Para saber como os predadores estão contaminados por mercúrio clique neste link. E saiba que este tipo de recomendação das agências norte-americanas jamais acontecerá no Brasil. O governo é omisso, enquanto a indústria de Itajaí tapeia os consumidores conforme demonstramos.
Por que o Mar Sem Fim insiste nestas matérias?
Antes de encerrar, insistimos em matérias como estas porque no Brasil o consumidor não sabe o que está por trás daquilo que leva para a mesa. Muitas vezes são barbaridades como as demonstradas neste post. Pesca excessiva de espécies ameaçadas mundialmente é apenas uma delas. Sem falar na tortura sofrida por animais que têm suas barbatanas arrancadas!

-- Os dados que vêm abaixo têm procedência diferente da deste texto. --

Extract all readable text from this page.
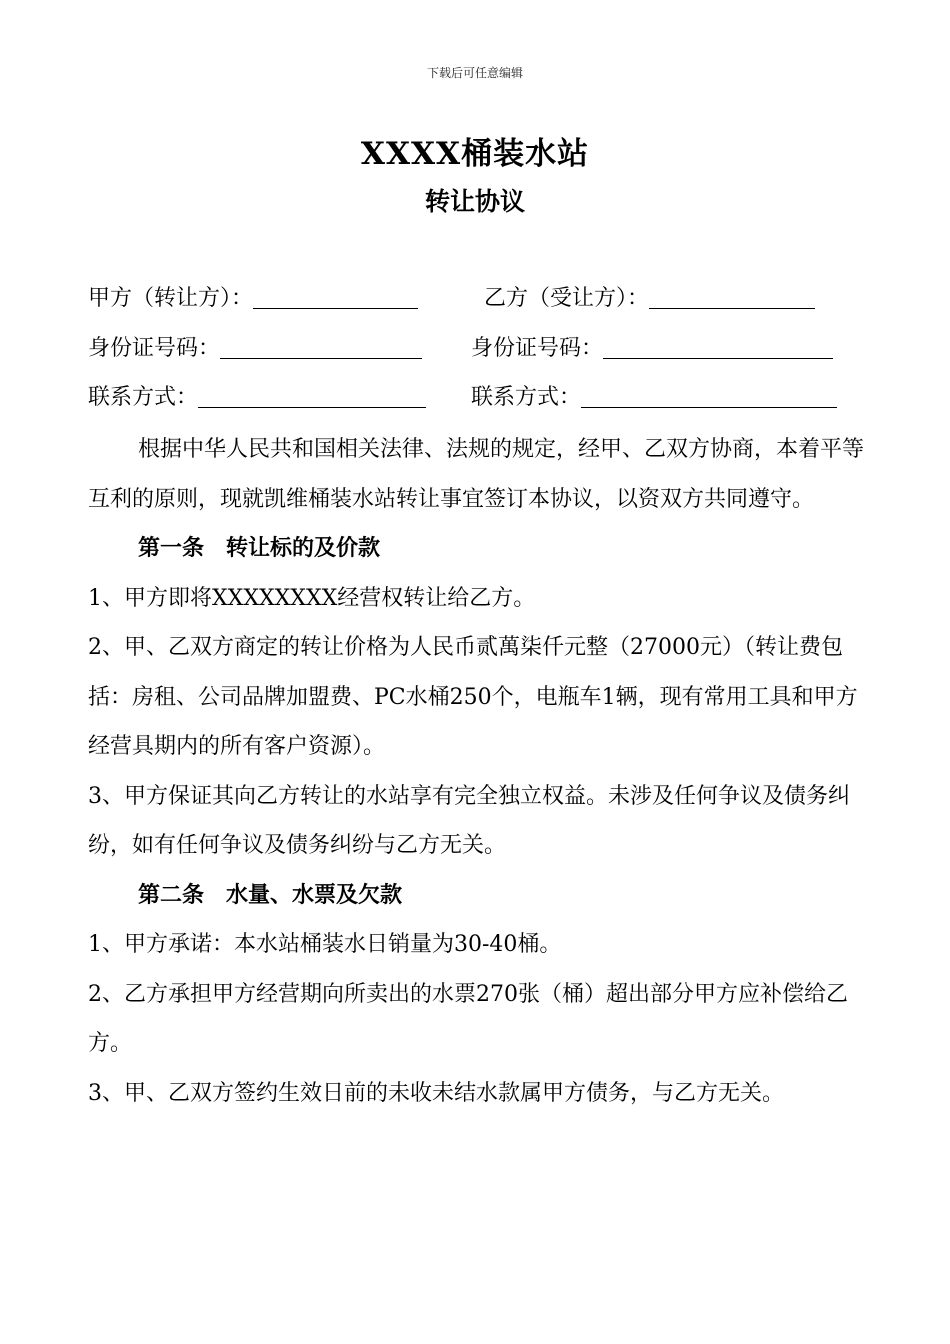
下载后可任意编辑
XXXX桶装水站
转让协议
甲方（转让方）：	乙方（受让方）：
身份证号码：	身份证号码：
联系方式：	联系方式：

根据中华人民共和国相关法律、法规的规定，经甲、乙双方协商，本着平等互利的原则，现就凯维桶装水站转让事宜签订本协议，以资双方共同遵守。

第一条　转让标的及价款

1、甲方即将XXXXXXXX经营权转让给乙方。

2、甲、乙双方商定的转让价格为人民币贰萬柒仟元整（27000元）（转让费包括：房租、公司品牌加盟费、PC水桶250个，电瓶车1辆，现有常用工具和甲方经营具期内的所有客户资源）。

3、甲方保证其向乙方转让的水站享有完全独立权益。未涉及任何争议及债务纠纷，如有任何争议及债务纠纷与乙方无关。

第二条　水量、水票及欠款

1、甲方承诺：本水站桶装水日销量为30-40桶。

2、乙方承担甲方经营期向所卖出的水票270张（桶）超出部分甲方应补偿给乙方。

3、甲、乙双方签约生效日前的未收未结水款属甲方债务，与乙方无关。
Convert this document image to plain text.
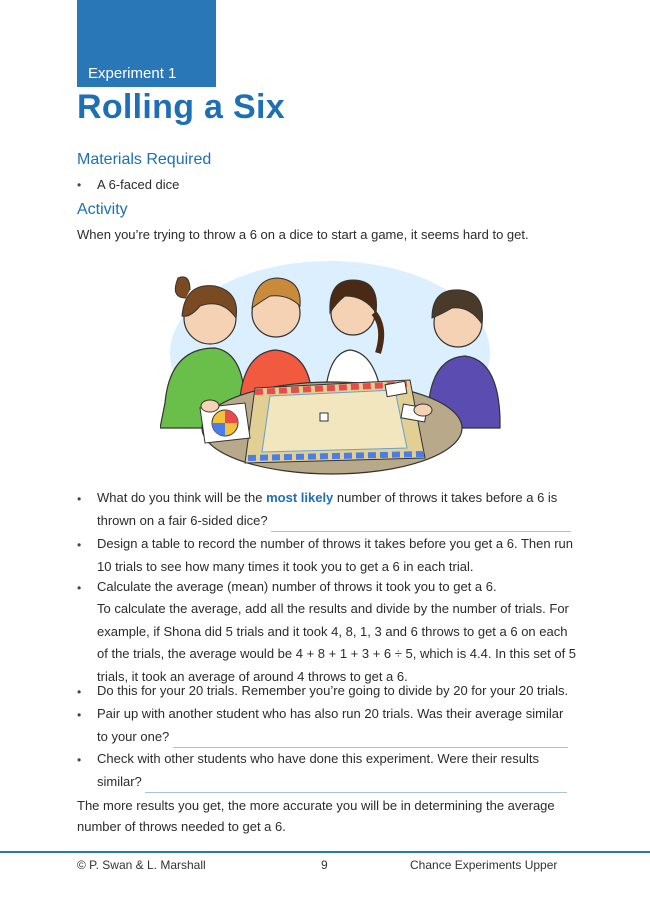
Experiment 1
Rolling a Six
Materials Required
• A 6-faced dice

Activity

When you’re trying to throw a 6 on a dice to start a game, it seems hard to get.

• What do you think will be the most likely number of throws it takes before a 6 is
thrown on a fair 6-sided dice?

• Design a table to record the number of throws it takes before you get a 6. Then run 10 trials to see how many times it took you to get a 6 in each trial.

• Calculate the average (mean) number of throws it took you to get a 6.

To calculate the average, add all the results and divide by the number of trials. For example, if Shona did 5 trials and it took 4, 8, 1, 3 and 6 throws to get a 6 on each of the trials, the average would be 4 + 8 + 1 + 3 + 6 ÷ 5, which is 4.4. In this set of 5 trials, it took an average of around 4 throws to get a 6.

• Do this for your 20 trials. Remember you’re going to divide by 20 for your 20 trials.

• Pair up with another student who has also run 20 trials. Was their average similar
to your one?

• Check with other students who have done this experiment. Were their results
similar?

The more results you get, the more accurate you will be in determining the average
number of throws needed to get a 6.

© P. Swan & L. Marshall	9	Chance Experiments Upper
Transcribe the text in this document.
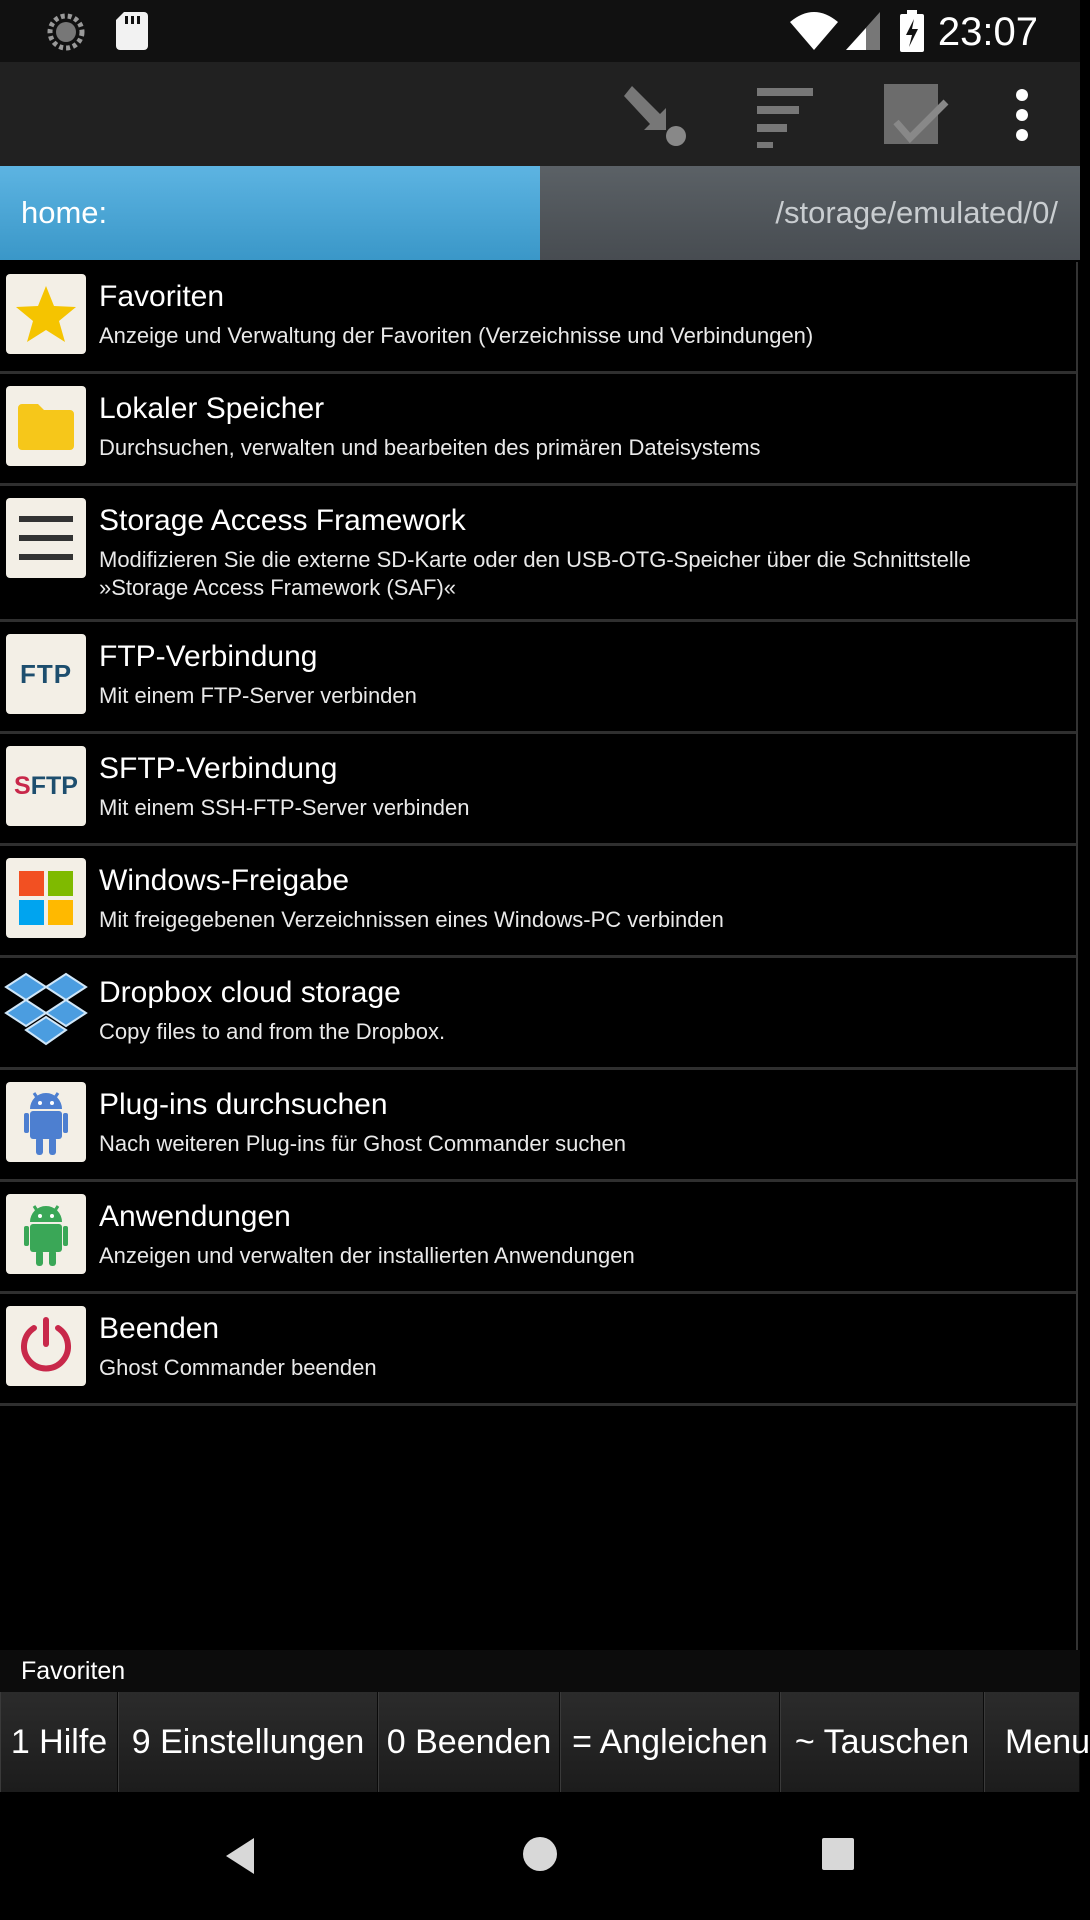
23:07
home:	/storage/emulated/0/
Favoriten
Anzeige und Verwaltung der Favoriten (Verzeichnisse und Verbindungen)
Lokaler Speicher
Durchsuchen, verwalten und bearbeiten des primären Dateisystems
Storage Access Framework
Modifizieren Sie die externe SD-Karte oder den USB-OTG-Speicher über die Schnittstelle »Storage Access Framework (SAF)«
FTP
FTP-Verbindung
Mit einem FTP-Server verbinden
SFTP
SFTP-Verbindung
Mit einem SSH-FTP-Server verbinden
Windows-Freigabe
Mit freigegebenen Verzeichnissen eines Windows-PC verbinden
Dropbox cloud storage
Copy files to and from the Dropbox.
Plug-ins durchsuchen
Nach weiteren Plug-ins für Ghost Commander suchen
Anwendungen
Anzeigen und verwalten der installierten Anwendungen
Beenden
Ghost Commander beenden
Favoriten
1 Hilfe 9 Einstellungen 0 Beenden = Angleichen ~ Tauschen	Menu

Atenção caro leitor, todas estas indecências acontecem em plena Década dos Oceanos da ONU!
Enquanto o consumidor continuar calado ante estes fatos, ou seja, sem pressão da opinião pública, o poder público prosseguirá oferecendo carne de tubarão em ‘refeitórios escolares e universitários‘, como disse a Forbes, muito menos mudará sua atuação negligente, espúria, e imprudente com relação à pesca e ao bioma marinho como um todo.